C++ Sets

A C++ set is an STL container that stores unique values in sorted order. Use std::set when each value should appear only once and you want C++ to keep the values ordered for you.

Sets are different from vectors and lists because they are not mainly about position. They are mainly about membership: whether a value is present or not.

Including the Set Header

To use a set, include the <set> header. A set type is written as std::set<T>, where T is the type of value stored in the set.

#include <iostream>
#include <set>
#include <string>

int main(void) {
    std::set<std::string> names = {"Mia", "Alex", "Mia", "Zoe"};

    names.insert("Ben");
    names.insert("Alex");

    for (std::string name : names) {
        std::cout << name << std::endl;
    }

    return 0;
}

Output:

Alex
Ben
Mia
Zoe

The duplicate values are ignored. "Mia" appears only once even though it was listed twice, and "Alex" is not added a second time. The output is alphabetical because std::set stores its elements in sorted order.

Adding Values

The insert() function adds a value to a set. If the value is already present, the set stays the same because every element must be unique.
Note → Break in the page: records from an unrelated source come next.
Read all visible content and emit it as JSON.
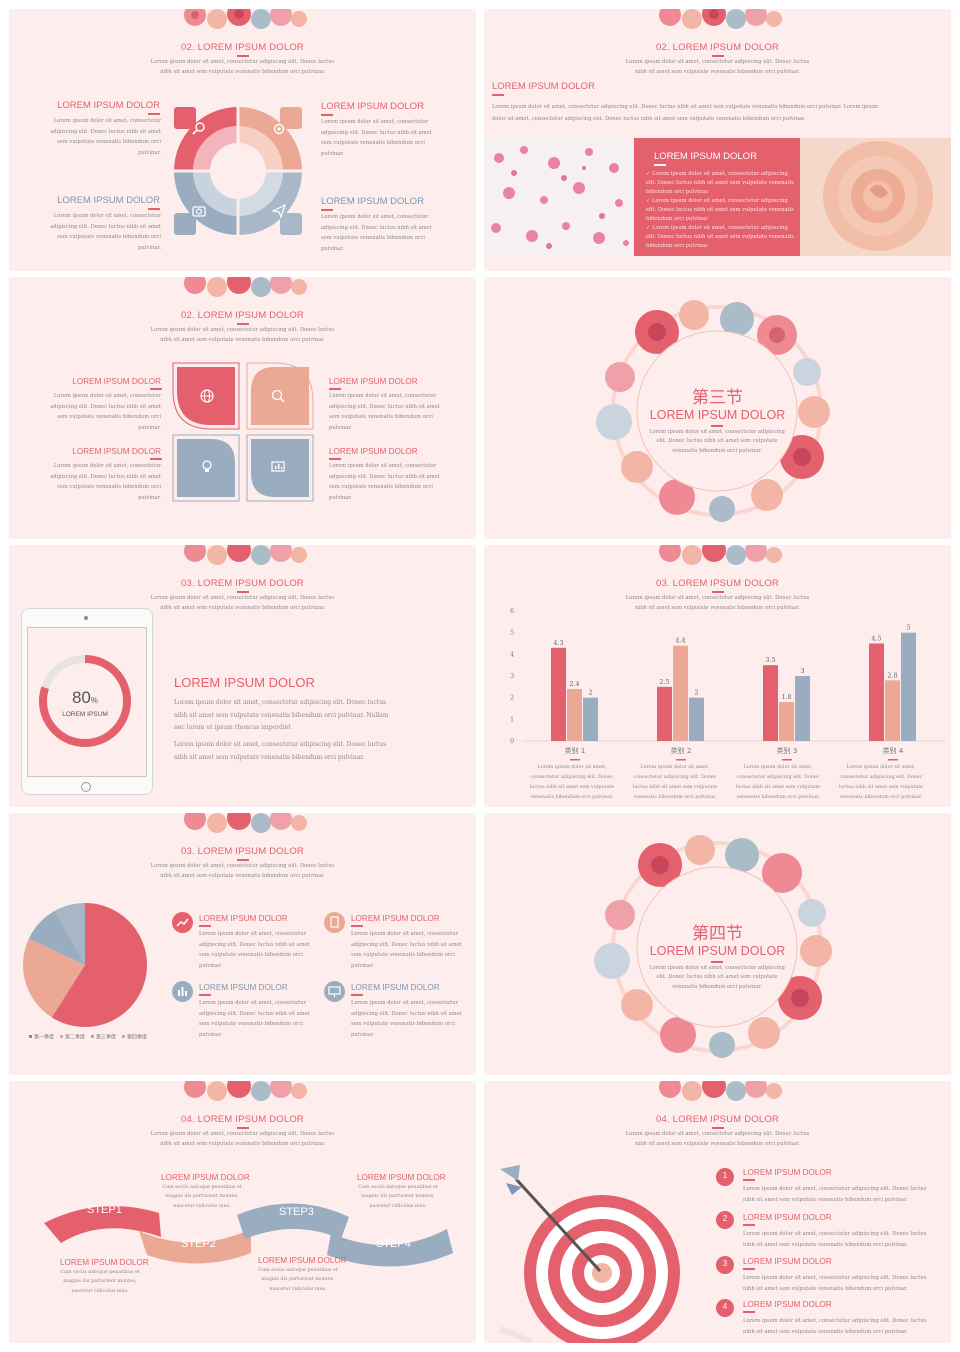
{
  "colors": {
    "coral": "#e4606d",
    "peach": "#eba894",
    "slate": "#9aadc0",
    "bg": "#fdeeed"
  },
  "lorem": {
    "short": "Lorem ipsum dolor sit amet, consectetur adipiscing elit. Donec luctus nibh sit amet sem vulputate venenatis bibendum orci pulvinar.",
    "step": "Cum sociis natoque penatibus et magnis dis parturient montes, nascetur ridiculus mus."
  },
  "s1": {
    "title": "02. LOREM IPSUM DOLOR",
    "sub": "Lorem ipsum dolor sit amet, consectetur adipiscing elit. Donec luctus nibh sit amet sem vulputate venenatis bibendum orci pulvinar.",
    "items": [
      "LOREM IPSUM DOLOR",
      "LOREM IPSUM DOLOR",
      "LOREM IPSUM DOLOR",
      "LOREM IPSUM DOLOR"
    ]
  },
  "s2": {
    "title": "02. LOREM IPSUM DOLOR",
    "sub": "Lorem ipsum dolor sit amet, consectetur adipiscing elit. Donec luctus nibh sit amet sem vulputate venenatis bibendum orci pulvinar.",
    "heading": "LOREM IPSUM DOLOR",
    "body": "Lorem ipsum dolor sit amet, consectetur adipiscing elit. Donec luctus nibh sit amet sem vulputate venenatis bibendum orci pulvinar. Lorem ipsum dolor sit amet, consectetur adipiscing elit. Donec luctus nibh sit amet sem vulputate venenatis bibendum orci pulvinar.",
    "box_title": "LOREM IPSUM DOLOR",
    "bullets": [
      "Lorem ipsum dolor sit amet, consectetur adipiscing elit. Donec luctus nibh sit amet sem vulputate venenatis bibendum orci pulvinar.",
      "Lorem ipsum dolor sit amet, consectetur adipiscing elit. Donec luctus nibh sit amet sem vulputate venenatis bibendum orci pulvinar.",
      "Lorem ipsum dolor sit amet, consectetur adipiscing elit. Donec luctus nibh sit amet sem vulputate venenatis bibendum orci pulvinar."
    ]
  },
  "s3": {
    "title": "02. LOREM IPSUM DOLOR",
    "sub": "Lorem ipsum dolor sit amet, consectetur adipiscing elit. Donec luctus nibh sit amet sem vulputate venenatis bibendum orci pulvinar.",
    "items": [
      "LOREM IPSUM DOLOR",
      "LOREM IPSUM DOLOR",
      "LOREM IPSUM DOLOR",
      "LOREM IPSUM DOLOR"
    ]
  },
  "s4": {
    "cn": "第三节",
    "title": "LOREM IPSUM DOLOR",
    "sub": "Lorem ipsum dolor sit amet, consectetur adipiscing elit. Donec luctus nibh sit amet sem vulputate venenatis bibendum orci pulvinar."
  },
  "s5": {
    "title": "03. LOREM IPSUM DOLOR",
    "sub": "Lorem ipsum dolor sit amet, consectetur adipiscing elit. Donec luctus nibh sit amet sem vulputate venenatis bibendum orci pulvinar.",
    "percent": "80",
    "percent_unit": "%",
    "percent_label": "LOREM IPSUM",
    "percent_value": 0.8,
    "heading": "LOREM IPSUM DOLOR",
    "p1": "Lorem ipsum dolor sit amet, consectetur adipiscing elit. Donec luctus nibh sit amet sem vulputate venenatis bibendum orci pulvinar. Nullam nec lorem ut ipsum rhoncus imperdiet",
    "p2": "Lorem ipsum dolor sit amet, consectetur adipiscing elit. Donec luctus nibh sit amet sem vulputate venenatis bibendum orci pulvinar."
  },
  "s6": {
    "title": "03. LOREM IPSUM DOLOR",
    "sub": "Lorem ipsum dolor sit amet, consectetur adipiscing elit. Donec luctus nibh sit amet sem vulputate venenatis bibendum orci pulvinar.",
    "captions": [
      "Lorem ipsum dolor sit amet, consectetur adipiscing elit. Donec luctus nibh sit amet sem vulputate venenatis bibendum orci pulvinar.",
      "Lorem ipsum dolor sit amet, consectetur adipiscing elit. Donec luctus nibh sit amet sem vulputate venenatis bibendum orci pulvinar.",
      "Lorem ipsum dolor sit amet, consectetur adipiscing elit. Donec luctus nibh sit amet sem vulputate venenatis bibendum orci pulvinar.",
      "Lorem ipsum dolor sit amet, consectetur adipiscing elit. Donec luctus nibh sit amet sem vulputate venenatis bibendum orci pulvinar."
    ]
  },
  "s7": {
    "title": "03. LOREM IPSUM DOLOR",
    "sub": "Lorem ipsum dolor sit amet, consectetur adipiscing elit. Donec luctus nibh sit amet sem vulputate venenatis bibendum orci pulvinar.",
    "items": [
      "LOREM IPSUM DOLOR",
      "LOREM IPSUM DOLOR",
      "LOREM IPSUM DOLOR",
      "LOREM IPSUM DOLOR"
    ]
  },
  "s8": {
    "cn": "第四节",
    "title": "LOREM IPSUM DOLOR",
    "sub": "Lorem ipsum dolor sit amet, consectetur adipiscing elit. Donec luctus nibh sit amet sem vulputate venenatis bibendum orci pulvinar."
  },
  "s9": {
    "title": "04. LOREM IPSUM DOLOR",
    "sub": "Lorem ipsum dolor sit amet, consectetur adipiscing elit. Donec luctus nibh sit amet sem vulputate venenatis bibendum orci pulvinar.",
    "steps": [
      "STEP1",
      "STEP2",
      "STEP3",
      "STEP4"
    ],
    "labels": [
      "LOREM IPSUM DOLOR",
      "LOREM IPSUM DOLOR",
      "LOREM IPSUM DOLOR",
      "LOREM IPSUM DOLOR"
    ]
  },
  "s10": {
    "title": "04. LOREM IPSUM DOLOR",
    "sub": "Lorem ipsum dolor sit amet, consectetur adipiscing elit. Donec luctus nibh sit amet sem vulputate venenatis bibendum orci pulvinar.",
    "numbers": [
      "1",
      "2",
      "3",
      "4"
    ],
    "items": [
      "LOREM IPSUM DOLOR",
      "LOREM IPSUM DOLOR",
      "LOREM IPSUM DOLOR",
      "LOREM IPSUM DOLOR"
    ],
    "body": "Lorem ipsum dolor sit amet, consectetur adipiscing elit. Donec luctus nibh sit amet sem vulputate venenatis bibendum orci pulvinar."
  },
  "chart_data": [
    {
      "type": "bar",
      "categories": [
        "类别 1",
        "类别 2",
        "类别 3",
        "类别 4"
      ],
      "series": [
        {
          "values": [
            4.3,
            2.5,
            3.5,
            4.5
          ],
          "color": "#e4606d"
        },
        {
          "values": [
            2.4,
            4.4,
            1.8,
            2.8
          ],
          "color": "#eba894"
        },
        {
          "values": [
            2,
            2,
            3,
            5
          ],
          "color": "#9aadc0"
        }
      ],
      "yticks": [
        "0",
        "1",
        "2",
        "3",
        "4",
        "5",
        "6"
      ],
      "ylim": [
        0,
        6
      ],
      "grid": false
    },
    {
      "type": "pie",
      "labels": [
        "第一季度",
        "第二季度",
        "第三季度",
        "第四季度"
      ],
      "values": [
        59,
        23,
        10,
        8
      ],
      "colors": [
        "#e4606d",
        "#eba894",
        "#9aadc0",
        "#a8b6c6"
      ]
    }
  ]
}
Unlike a vector, a set does not support index access such as items[0]. The first element is not necessarily the first value you inserted; it is the smallest value according to the set’s ordering.
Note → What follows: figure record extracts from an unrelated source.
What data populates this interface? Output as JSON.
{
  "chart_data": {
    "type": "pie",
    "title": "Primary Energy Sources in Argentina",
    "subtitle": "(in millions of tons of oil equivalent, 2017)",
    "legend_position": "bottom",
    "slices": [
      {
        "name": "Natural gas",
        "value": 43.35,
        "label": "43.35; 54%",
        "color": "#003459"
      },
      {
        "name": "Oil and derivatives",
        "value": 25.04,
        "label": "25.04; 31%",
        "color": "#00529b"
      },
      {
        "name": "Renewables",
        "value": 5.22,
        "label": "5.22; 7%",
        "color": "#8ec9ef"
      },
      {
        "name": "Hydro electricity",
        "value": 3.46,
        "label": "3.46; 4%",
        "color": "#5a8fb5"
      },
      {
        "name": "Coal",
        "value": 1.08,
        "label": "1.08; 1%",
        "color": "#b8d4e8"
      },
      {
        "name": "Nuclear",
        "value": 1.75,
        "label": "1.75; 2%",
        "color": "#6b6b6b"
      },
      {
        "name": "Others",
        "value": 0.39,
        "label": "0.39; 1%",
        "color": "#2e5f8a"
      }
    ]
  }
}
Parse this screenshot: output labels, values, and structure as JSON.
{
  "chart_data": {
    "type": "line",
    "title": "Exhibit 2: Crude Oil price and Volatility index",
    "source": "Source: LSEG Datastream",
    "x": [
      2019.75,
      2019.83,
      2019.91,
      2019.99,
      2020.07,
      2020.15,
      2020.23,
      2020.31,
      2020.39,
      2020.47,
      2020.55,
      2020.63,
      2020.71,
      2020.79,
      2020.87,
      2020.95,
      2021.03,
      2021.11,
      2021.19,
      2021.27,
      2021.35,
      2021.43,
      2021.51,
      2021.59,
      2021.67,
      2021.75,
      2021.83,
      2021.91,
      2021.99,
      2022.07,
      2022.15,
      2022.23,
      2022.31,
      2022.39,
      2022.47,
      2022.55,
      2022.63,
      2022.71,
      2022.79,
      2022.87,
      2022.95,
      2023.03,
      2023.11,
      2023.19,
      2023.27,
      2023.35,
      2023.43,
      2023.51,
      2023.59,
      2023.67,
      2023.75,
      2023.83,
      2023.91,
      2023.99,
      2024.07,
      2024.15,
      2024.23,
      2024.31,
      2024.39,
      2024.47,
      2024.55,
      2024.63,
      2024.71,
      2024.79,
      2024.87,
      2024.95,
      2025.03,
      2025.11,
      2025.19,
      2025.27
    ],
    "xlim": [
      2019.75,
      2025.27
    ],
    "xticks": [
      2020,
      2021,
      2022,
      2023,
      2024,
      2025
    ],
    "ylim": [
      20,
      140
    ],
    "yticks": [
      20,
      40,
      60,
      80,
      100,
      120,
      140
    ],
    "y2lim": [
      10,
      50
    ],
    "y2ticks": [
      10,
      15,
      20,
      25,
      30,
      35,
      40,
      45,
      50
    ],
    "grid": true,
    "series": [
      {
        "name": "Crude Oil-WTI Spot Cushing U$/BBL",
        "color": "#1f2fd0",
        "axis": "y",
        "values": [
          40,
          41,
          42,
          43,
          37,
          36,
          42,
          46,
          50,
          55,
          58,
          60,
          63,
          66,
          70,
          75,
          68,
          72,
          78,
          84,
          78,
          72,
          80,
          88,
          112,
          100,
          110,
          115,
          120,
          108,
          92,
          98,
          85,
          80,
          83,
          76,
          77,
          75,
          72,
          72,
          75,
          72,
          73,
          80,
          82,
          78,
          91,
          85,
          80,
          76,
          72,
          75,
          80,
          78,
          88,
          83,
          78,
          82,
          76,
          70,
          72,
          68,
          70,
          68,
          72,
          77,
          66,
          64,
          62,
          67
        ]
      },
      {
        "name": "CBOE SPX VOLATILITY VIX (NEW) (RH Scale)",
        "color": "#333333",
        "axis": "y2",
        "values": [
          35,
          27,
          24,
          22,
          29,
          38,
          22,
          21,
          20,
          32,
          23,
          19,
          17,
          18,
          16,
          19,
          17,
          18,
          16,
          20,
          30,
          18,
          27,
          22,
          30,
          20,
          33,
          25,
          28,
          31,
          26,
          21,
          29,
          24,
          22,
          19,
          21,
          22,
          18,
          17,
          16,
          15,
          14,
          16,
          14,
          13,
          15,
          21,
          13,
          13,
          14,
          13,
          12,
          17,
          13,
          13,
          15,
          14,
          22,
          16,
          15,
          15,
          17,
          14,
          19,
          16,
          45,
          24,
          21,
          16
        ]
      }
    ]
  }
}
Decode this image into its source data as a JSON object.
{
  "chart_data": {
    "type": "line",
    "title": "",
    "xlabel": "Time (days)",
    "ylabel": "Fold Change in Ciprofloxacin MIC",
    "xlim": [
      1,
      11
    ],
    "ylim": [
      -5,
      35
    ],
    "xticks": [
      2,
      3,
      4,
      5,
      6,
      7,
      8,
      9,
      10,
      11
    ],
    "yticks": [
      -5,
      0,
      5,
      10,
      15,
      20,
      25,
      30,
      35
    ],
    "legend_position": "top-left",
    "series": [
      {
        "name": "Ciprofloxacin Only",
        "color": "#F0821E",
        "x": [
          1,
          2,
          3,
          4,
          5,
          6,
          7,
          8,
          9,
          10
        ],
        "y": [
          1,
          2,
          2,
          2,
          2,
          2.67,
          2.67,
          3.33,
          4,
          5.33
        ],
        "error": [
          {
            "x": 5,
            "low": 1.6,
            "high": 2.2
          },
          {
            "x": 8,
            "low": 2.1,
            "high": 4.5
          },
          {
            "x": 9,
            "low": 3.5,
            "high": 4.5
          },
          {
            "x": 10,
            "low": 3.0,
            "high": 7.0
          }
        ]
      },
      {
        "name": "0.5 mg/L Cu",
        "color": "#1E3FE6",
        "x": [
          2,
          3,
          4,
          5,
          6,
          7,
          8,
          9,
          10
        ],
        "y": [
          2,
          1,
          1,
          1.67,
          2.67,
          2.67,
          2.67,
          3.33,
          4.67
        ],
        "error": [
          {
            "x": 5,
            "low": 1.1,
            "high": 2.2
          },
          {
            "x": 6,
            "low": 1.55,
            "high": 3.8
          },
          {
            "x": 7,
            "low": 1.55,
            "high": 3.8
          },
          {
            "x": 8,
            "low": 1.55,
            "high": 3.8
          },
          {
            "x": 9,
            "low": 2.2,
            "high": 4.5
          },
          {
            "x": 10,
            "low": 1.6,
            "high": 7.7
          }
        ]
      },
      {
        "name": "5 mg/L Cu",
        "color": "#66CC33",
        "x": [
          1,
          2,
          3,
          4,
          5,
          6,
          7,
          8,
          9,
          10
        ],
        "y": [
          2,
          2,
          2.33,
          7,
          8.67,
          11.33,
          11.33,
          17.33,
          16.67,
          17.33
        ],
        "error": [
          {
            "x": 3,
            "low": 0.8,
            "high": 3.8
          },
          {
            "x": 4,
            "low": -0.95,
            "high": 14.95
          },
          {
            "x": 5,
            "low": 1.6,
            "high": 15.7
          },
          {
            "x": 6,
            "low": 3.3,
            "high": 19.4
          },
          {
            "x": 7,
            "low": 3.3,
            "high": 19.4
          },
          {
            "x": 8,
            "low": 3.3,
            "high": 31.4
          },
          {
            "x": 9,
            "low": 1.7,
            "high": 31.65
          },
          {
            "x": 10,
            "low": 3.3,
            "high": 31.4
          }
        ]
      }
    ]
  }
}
Finding and Removing Values

The find() function searches for a value. If it finds the value, it returns an iterator pointing to that element. If it does not find the value, it returns end(). The erase() function removes a value if it exists.

#include <iostream>
#include <set>

int main(void) {
    std::set<int> scores = {80, 95, 70, 88};

    scores.erase(70);
    scores.insert(100);

    if (scores.find(95) != scores.end()) {
        std::cout << "95 is in the set" << std::endl;
    }

    std::cout << "Has 70: " << scores.count(70) << std::endl;
    std::cout << "Size: " << scores.size() << std::endl;

    for (int score : scores) {
        std::cout << score << std::endl;
    }

    return 0;
}

Output:

95 is in the set
Has 70: 0
Size: 4
80
88
95
100

The value 70 is removed, and 100 is added. Because sets are sorted, the final loop prints the scores from lowest to highest.

Using count()

The count() function tells you how many elements match a value. In a std::set, the answer is always 0 or 1, because duplicates are not allowed.
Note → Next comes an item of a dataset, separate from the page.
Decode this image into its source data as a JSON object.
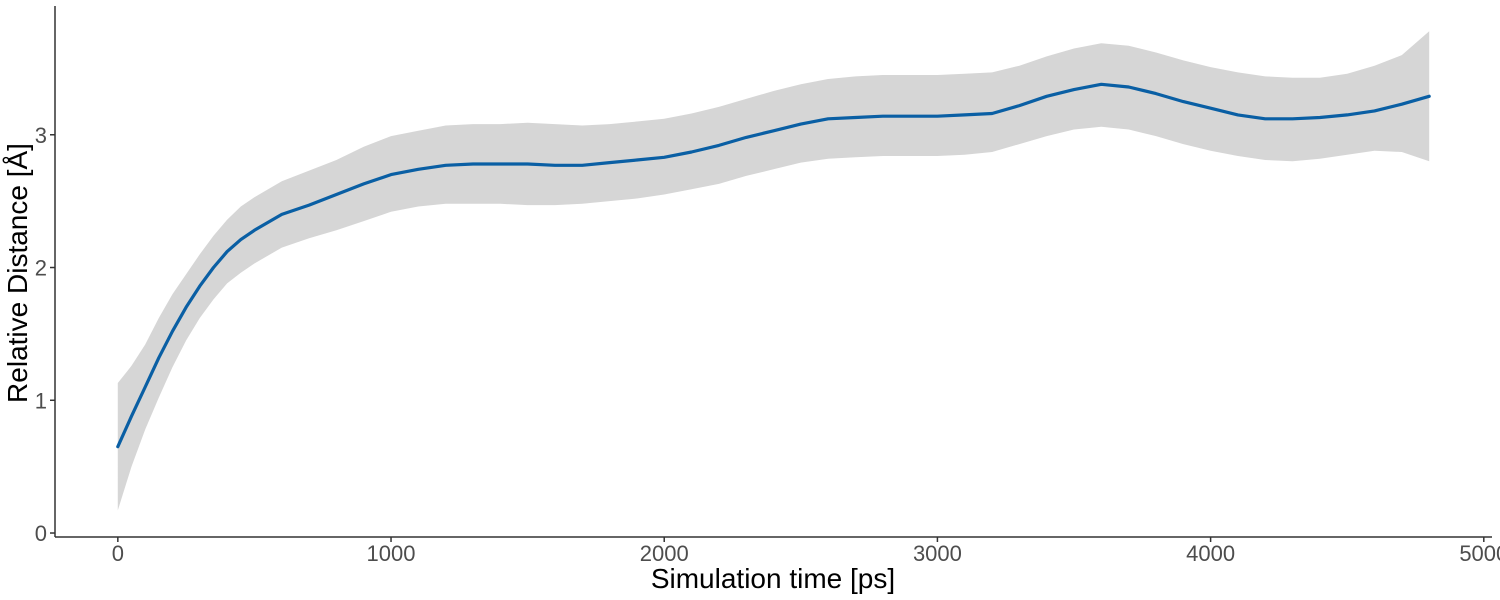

Use count(value) > 0 when you only need a yes-or-no membership test. Use find(value) when you need an iterator to the found element.

Common Set Functions

Function What it does
insert(value) Adds a value if it is not already present
erase(value) Removes a matching value
find(value) Returns an iterator to the value or end()
count(value) Returns 1 if present, otherwise 0
size() Returns the number of stored elements
empty() Returns whether the set has no elements

When To Use a Set

Use std::set when you need unique values, sorted iteration, and fast lookup by value. Use a vector when duplicates and index positions matter more than membership tests.

Takeaway: std::set stores one copy of each value and keeps those values sorted automatically.